Germany unregulated gambling

The new proposal formed part of Germany’s fourth state treaty on gambling, which would permit online casinos to operate across the country. The treaty has been approved by all 16 states and is due to come into effect on 1 July.

The Bundesrat has sent a proposal to the legislature (Bundestag) for final approval, with this currently being examined by three different committees.

However, EGBA said that the proposal would provide a “substantial and unfair” tax advantage to land-based gambling venues in Germany.

EGBA gave the example that in Bavaria, the tax measure would lead to online poker and slots stakes being taxed up to five times higher than their equivalent in land-based casinos and rates 15 times higher than slots in land-based amusement arcades. This, the EGBA said, would result in a tax advantage of €290m (£250m/$353m) each year for the state’s land-based operators.

According to EGBA, this would constitute an illegal state aid under European Union law, with the organisation estimating that the extent of the illegal aid for land-based gambling establishments in Germany would be €741m each year should the measure be approved.

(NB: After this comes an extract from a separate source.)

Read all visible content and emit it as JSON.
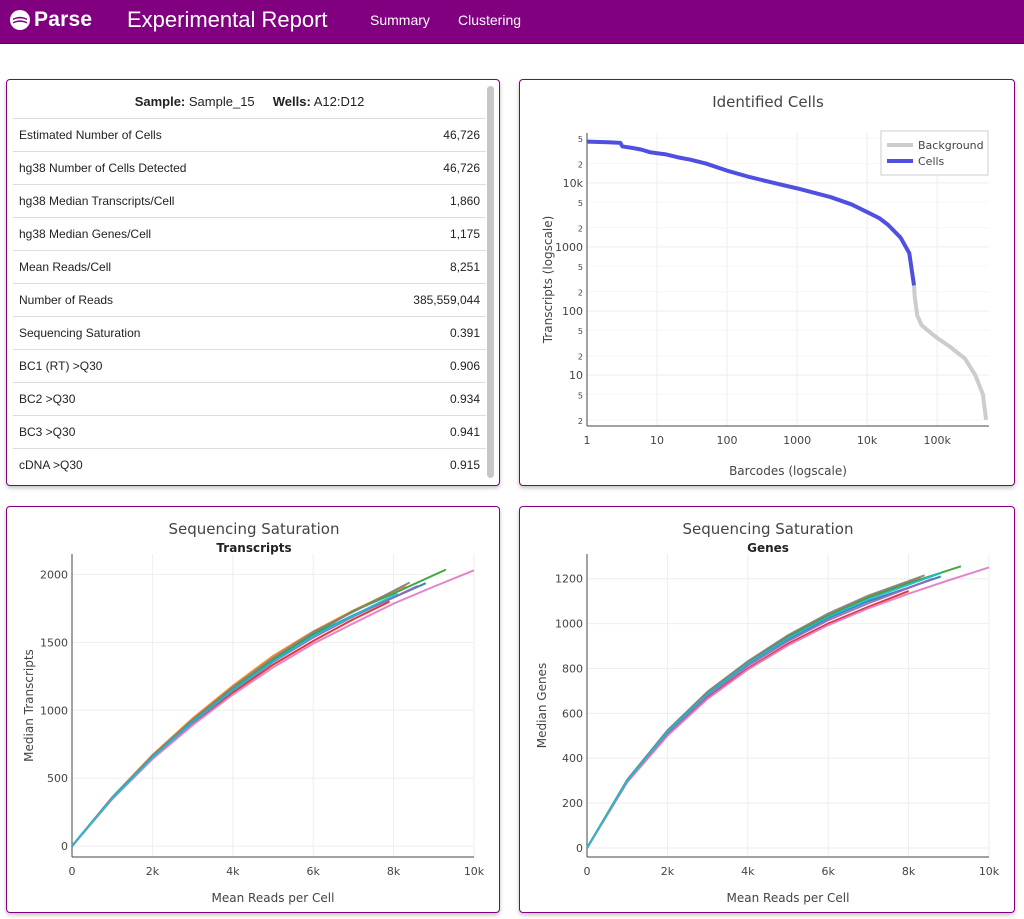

The association had previously hit out at the proposed measure, suggesting it would push players to unlicensed operators. The industry body said that the tax would lead to a failure to meet the treaty’s key objective: bringing players into the regulated market. 

The organisation cited a report from Goldmedia on behalf of Entain, Flutter Entertainment and Novomatic subsidiary Greentube, which said the tax rate could see 49% of players use unlicensed sites.

“We have previously made our concerns about the tax proposal known to the German authorities but to no avail and they will now need to justify the measure under EU law,” EGBA secretary general Maarten Haijer said.

“We appreciate the efforts made in recent years towards introducing a new online gambling regulation in the country and recognise that an appropriate tax will need to be paid by online gambling operators. However, the rate of the proposed tax is punitively high and will distort market competition and directly benefit Germany’s land-based gambling establishments over their online counterparts. 

“We call on German politicians to rethink the proposed tax rate and bring it closer in line with the tax rate applied to online casino products in other EU countries.”

The EGBA’s complaint comes after German industry body Deutsche Sportwettenverband (DSWV) also filed an EU state aid complaint against the Bundesrat, arguing that proposed igaming tax rates offer an unfair advantage to land-based operators.

Yesterday (1 June), DSWV confirmed to iGB that it had filed a complaint with the European Commission, arguing that the tax rates should be classed as illegal state aid in a move that may delay implementation of the treaty.